In high school, fights between students almost always start over something small -- bumping someone in a crowded hallway, stealing a hat, arguing over the attentions of a boy or girl.
Yesterday, 60 Anne Arundel County high school students began their careers as peacekeepers trained to head off such fights. The county's inaugural group of "peer mediators" received their training yesterday at the school system's Carver Staff Development Center in Crofton.
"Kids talk more readily to other kids, and kids understand the lingo," said Dennis Woroniecki, who oversees the peer mediation program at Laurel High School in Prince George's County.
Dr. Woroniecki and a team of eight students from Laurel High conducted the workshop to show Anne Arundel students how to intervene in disputes. Last year, the Laurel High mediators intervened in 417 disputes, and all but three were successfully resolved without the help of school administrators.
"Mediation is a very popular alternative to suspension," said Lisa Hall, a 17-year-old Laurel High Senior who has served as mediator in more disputes than any other member of the team.
"Mostly it's 'He said, she said' arguments or rumors," added Michael Adams, another 17-year-old senior. "You know, 'I heard you called me a tomato.' Once I mediated a dispute where somebody broke somebody's sandal by stepping on the back of it."
Jealousy is another frequent cause of disputes between teens, Michael said. And the younger they are, the more hot-tempered.
"Usually it's the ninth-graders, and you look at them like 'Why are you here?' But you can't ever let them know you think it's petty," said Shirley Prempeh. "By the 11th or 12th grade they're usually more mature."
The mediation strategy calls for having a neutral student get both sides together to clearly state the problem and agree on ways to resolve it. Students who participate in the mediation must sign a contract agreeing on how to resolve the situation.
The program is being placed in 11 of the county's 12 high schools. Only Chesapeake High is exempt this year, since students already are coping with changes created by the switch to a four-class-period day.

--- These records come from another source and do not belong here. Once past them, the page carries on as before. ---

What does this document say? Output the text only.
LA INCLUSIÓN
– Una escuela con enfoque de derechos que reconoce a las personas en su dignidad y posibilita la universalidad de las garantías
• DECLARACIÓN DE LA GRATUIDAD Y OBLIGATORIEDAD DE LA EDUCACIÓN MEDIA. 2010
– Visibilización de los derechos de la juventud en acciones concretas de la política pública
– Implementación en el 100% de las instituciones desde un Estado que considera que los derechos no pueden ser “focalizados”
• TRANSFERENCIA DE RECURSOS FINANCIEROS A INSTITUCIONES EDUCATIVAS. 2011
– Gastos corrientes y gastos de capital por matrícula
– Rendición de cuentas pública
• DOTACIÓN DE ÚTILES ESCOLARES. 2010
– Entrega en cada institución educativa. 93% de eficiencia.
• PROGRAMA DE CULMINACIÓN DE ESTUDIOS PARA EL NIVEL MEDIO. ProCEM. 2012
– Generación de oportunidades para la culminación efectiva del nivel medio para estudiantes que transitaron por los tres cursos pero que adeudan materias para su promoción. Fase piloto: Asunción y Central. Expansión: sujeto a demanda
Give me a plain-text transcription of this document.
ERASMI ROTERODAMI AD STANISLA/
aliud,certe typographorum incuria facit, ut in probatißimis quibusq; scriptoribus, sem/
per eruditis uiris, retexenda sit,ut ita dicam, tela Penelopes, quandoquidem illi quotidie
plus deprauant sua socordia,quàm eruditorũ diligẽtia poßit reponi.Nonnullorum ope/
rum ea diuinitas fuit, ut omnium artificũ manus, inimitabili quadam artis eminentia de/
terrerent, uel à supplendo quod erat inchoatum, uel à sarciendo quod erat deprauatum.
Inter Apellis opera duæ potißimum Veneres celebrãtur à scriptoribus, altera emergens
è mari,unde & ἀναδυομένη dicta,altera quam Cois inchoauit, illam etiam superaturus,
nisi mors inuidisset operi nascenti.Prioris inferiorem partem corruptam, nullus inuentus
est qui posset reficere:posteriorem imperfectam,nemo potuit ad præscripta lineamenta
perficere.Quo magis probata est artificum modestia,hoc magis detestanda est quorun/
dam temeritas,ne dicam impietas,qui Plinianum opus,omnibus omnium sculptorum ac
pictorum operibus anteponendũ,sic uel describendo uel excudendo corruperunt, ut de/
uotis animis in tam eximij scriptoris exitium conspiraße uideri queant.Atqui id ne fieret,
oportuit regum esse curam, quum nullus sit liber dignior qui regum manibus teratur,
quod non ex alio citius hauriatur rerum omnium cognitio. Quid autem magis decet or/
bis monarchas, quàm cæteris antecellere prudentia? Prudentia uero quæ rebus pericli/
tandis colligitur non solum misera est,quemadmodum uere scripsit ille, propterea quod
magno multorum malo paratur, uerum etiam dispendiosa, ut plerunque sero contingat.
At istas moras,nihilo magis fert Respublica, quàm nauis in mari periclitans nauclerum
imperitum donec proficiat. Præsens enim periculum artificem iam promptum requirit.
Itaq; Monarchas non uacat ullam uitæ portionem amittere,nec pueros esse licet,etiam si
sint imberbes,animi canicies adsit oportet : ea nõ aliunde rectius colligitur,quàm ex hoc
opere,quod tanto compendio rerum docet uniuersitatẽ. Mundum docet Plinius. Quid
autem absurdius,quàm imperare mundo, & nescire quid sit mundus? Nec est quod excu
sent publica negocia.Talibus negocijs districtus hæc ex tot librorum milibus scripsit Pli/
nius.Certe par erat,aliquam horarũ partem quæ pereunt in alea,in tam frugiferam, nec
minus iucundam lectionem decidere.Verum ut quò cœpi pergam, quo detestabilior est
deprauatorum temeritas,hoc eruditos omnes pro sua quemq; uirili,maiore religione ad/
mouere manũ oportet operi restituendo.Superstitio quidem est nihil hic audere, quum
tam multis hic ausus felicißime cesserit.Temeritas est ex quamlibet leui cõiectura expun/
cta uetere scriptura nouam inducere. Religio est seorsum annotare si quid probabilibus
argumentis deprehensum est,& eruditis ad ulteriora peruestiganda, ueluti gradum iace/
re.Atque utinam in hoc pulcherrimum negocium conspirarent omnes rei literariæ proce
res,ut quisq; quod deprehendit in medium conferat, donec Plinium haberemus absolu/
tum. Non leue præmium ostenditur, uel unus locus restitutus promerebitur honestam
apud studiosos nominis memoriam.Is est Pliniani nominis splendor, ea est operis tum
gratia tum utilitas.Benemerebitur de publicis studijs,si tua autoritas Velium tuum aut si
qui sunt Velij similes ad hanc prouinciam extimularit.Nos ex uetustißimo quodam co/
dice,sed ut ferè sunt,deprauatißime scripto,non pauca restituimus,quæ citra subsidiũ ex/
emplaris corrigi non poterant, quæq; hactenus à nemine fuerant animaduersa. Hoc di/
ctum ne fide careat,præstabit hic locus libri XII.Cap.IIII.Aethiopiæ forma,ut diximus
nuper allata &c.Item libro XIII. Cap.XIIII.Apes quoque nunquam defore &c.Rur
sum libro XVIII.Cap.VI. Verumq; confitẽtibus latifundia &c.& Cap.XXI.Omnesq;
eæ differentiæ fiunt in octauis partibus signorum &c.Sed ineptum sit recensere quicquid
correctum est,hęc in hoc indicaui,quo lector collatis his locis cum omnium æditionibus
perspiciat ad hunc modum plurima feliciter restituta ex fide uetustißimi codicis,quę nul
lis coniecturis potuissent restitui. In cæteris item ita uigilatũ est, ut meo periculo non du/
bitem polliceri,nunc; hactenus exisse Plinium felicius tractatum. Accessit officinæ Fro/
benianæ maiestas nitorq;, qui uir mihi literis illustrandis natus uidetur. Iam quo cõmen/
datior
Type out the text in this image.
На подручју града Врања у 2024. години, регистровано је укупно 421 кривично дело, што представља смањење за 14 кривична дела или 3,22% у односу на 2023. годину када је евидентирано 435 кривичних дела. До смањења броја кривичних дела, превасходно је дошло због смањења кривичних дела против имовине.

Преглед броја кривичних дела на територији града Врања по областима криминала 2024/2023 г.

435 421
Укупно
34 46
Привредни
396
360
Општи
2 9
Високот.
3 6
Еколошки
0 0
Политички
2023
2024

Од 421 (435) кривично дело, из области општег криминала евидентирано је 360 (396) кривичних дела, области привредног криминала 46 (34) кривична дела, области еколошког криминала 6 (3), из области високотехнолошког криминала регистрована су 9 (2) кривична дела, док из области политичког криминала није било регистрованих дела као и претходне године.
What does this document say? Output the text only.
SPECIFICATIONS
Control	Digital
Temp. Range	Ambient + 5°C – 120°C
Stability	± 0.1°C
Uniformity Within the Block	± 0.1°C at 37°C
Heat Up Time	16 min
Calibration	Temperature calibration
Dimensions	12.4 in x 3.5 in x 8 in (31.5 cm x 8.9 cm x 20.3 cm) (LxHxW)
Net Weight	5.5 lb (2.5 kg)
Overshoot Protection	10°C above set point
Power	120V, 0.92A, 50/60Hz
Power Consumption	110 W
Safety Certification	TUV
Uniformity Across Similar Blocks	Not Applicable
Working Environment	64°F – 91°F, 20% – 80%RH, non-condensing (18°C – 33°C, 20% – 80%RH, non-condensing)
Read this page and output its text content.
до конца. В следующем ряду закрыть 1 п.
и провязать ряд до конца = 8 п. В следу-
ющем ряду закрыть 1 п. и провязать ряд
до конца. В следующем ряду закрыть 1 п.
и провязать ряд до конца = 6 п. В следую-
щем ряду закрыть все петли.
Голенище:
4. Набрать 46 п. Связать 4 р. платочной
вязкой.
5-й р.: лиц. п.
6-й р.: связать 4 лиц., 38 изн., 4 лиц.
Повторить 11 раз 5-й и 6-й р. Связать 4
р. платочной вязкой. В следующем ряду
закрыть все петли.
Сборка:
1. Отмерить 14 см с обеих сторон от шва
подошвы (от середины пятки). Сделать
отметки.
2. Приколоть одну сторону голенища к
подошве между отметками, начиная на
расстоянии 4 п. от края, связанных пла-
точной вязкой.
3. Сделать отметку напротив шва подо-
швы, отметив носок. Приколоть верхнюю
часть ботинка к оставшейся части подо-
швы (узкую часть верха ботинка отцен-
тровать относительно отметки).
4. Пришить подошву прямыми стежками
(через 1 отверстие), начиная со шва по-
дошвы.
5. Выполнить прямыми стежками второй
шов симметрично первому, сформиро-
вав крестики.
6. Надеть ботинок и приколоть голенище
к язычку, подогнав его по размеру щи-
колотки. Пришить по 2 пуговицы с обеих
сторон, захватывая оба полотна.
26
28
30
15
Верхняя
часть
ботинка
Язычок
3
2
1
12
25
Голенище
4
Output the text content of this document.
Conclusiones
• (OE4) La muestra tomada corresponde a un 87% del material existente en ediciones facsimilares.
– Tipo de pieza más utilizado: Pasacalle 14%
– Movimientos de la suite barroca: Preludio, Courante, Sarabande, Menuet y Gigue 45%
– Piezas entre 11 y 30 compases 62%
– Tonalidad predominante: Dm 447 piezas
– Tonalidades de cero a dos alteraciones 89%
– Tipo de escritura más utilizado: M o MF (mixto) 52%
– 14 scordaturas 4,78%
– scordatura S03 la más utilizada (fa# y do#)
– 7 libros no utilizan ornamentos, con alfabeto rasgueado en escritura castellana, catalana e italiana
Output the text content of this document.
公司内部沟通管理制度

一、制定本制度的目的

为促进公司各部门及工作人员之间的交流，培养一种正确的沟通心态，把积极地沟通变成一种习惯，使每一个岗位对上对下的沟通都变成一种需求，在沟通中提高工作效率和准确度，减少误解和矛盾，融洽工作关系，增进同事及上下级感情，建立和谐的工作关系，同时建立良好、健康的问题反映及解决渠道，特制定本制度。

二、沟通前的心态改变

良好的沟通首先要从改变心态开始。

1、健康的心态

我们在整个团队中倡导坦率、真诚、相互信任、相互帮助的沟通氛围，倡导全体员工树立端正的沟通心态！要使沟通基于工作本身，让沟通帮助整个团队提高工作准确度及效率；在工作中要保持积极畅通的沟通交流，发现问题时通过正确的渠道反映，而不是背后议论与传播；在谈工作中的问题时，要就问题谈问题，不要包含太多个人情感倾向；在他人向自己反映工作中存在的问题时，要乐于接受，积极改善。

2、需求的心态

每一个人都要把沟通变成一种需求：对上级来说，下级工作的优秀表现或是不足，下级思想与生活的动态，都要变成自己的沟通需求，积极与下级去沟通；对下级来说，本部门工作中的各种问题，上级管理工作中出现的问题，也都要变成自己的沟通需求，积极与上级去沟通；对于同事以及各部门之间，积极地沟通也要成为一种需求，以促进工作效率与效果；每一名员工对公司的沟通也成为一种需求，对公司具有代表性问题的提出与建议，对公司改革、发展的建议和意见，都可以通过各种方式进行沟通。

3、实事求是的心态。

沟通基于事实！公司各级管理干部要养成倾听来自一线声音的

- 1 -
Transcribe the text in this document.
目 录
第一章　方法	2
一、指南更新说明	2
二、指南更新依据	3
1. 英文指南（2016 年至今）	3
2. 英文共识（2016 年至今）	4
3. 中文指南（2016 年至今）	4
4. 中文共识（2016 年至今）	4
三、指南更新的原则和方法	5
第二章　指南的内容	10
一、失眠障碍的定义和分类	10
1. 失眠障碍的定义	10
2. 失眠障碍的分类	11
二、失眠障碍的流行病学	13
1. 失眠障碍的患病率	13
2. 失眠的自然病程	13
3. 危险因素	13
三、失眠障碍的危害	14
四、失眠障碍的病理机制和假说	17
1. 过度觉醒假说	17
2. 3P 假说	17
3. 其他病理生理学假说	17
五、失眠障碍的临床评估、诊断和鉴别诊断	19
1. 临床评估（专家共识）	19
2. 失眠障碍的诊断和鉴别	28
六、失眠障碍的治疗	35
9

Students at Arundel High School said they were eager to try out the new techniques.
"We've had a lot of fights at our school this year, sometimes a couple a week," said Chris Moore, a 16-year-old Arundel junior. "Most people don't really want to fight, but they feel like they have to show off. This way, there won't be an audience."
Bill Clyburn, a 15-year-old sophomore at Arundel, said the arguments are usually petty to begin with, and are compounded because the students "jump to conclusions and don't even know what the problem is."
"The conflicts are there, now it's just a matter of getting the word out that we're here to help," said Hollie Fraley, a 17-year-old senior at Arundel.